Now this last point I raise at the risk of fanning the flames of protest that I kindled a few weeks ago. During this time of wandering in a barren desert of creativity, I find that I can get a bit down on myself and question whether or not I’m any good, if I’ve ever done anything good, and if I ever will do anything good in the future. At these low points I find that looking at other photographer’s work is very depressing! I see how many great photographers there are out there and I just want to give up. So for me (please note this qualifier) I do not look at other photographers’ work when I’m down
Really, everyone goes through these periods and I promise they will pass. Just relax and enjoy the journey.
Cole
Are you a photographic grazer? You know, someone who shoots here a little and there a little, and has an album of “greatest hit” images but doesn’t have a cohesive group of images?

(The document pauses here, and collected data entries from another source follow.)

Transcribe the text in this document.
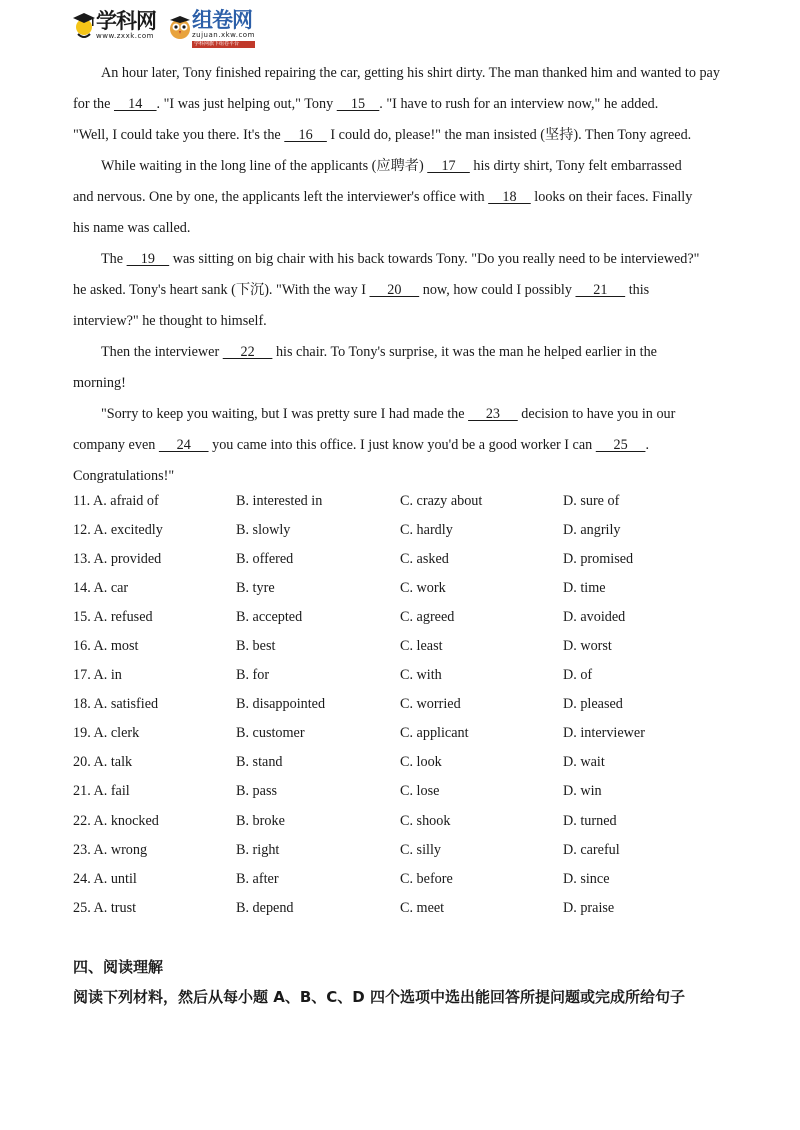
学科网
www.zxxk.com
组卷网
zujuan.xkw.com
学科网旗下组卷平台
An hour later, Tony finished repairing the car, getting his shirt dirty. The man thanked him and wanted to pay
for the     14    . "I was just helping out," Tony     15    . "I have to rush for an interview now," he added.
"Well, I could take you there. It's the     16     I could do, please!" the man insisted (坚持). Then Tony agreed.
While waiting in the long line of the applicants (应聘者)     17     his dirty shirt, Tony felt embarrassed
and nervous. One by one, the applicants left the interviewer's office with     18     looks on their faces. Finally
his name was called.
The     19     was sitting on big chair with his back towards Tony. "Do you really need to be interviewed?"
he asked. Tony's heart sank (下沉). "With the way I      20      now, how could I possibly      21      this
interview?" he thought to himself.
Then the interviewer      22      his chair. To Tony's surprise, it was the man he helped earlier in the
morning!
"Sorry to keep you waiting, but I was pretty sure I had made the      23      decision to have you in our
company even      24      you came into this office. I just know you'd be a good worker I can      25     .
Congratulations!"
11. A. afraid of	B. interested in	C. crazy about	D. sure of
12. A. excitedly	B. slowly	C. hardly	D. angrily
13. A. provided	B. offered	C. asked	D. promised
14. A. car	B. tyre	C. work	D. time
15. A. refused	B. accepted	C. agreed	D. avoided
16. A. most	B. best	C. least	D. worst
17. A. in	B. for	C. with	D. of
18. A. satisfied	B. disappointed	C. worried	D. pleased
19. A. clerk	B. customer	C. applicant	D. interviewer
20. A. talk	B. stand	C. look	D. wait
21. A. fail	B. pass	C. lose	D. win
22. A. knocked	B. broke	C. shook	D. turned
23. A. wrong	B. right	C. silly	D. careful
24. A. until	B. after	C. before	D. since
25. A. trust	B. depend	C. meet	D. praise
四、阅读理解
阅读下列材料，然后从每小题 A、B、C、D 四个选项中选出能回答所提问题或完成所给句子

I understand, I used to be a “grazer” too. I hated focusing on one subject and enjoyed looking around for something that would catch my attention. The image above, “Skeleton,” was created during my grazing period. It’s a nice image (one of my favorites) but it has no companion pieces and it’s not a part of a collection. It’s a stand alone image.
I grazed for several years until something happened.
I proudly assembled my “greatest hits” and sent them off to Lenswork. While polite, Brooks Jensen’s response was basically: “Hey! Didn’t you read the submissions guidelines? Pick ONE image and send me 15-25 on that subject.”
Ouch.
That kick in the butt was what I needed, and I think I was ready. I then picked “Grain Silos” to focus on, and worked on that project for several months. Instead of getting bored like I thought I would, I became obsessed and really enjoyed myself. This resulted in my first “portfolio” that I purposely set out to create.
I enjoyed that process so much that I went on to create other portfolios:
I’m currently starting a new project that I’m very excited about entitled “Surprise!” (don’t ask me what it’s about, I won’t tell!)
Now for those of you who also resist picking a subject and focusing on it, again I do understand. It may be that you’re not ready yet, I think you have to satisfy that “grazing” desire by indulging in it for a while.
But it might be that you are ready, but haven’t found the right subject that really excites you. I believe you must be completely passionate about a subject before you can have have fun with it and do a great job. If you don’t feel that way, I’d suggest you choose another subject.
It’s very satisfying to create a “cohesive body of work,” it’s also addicting!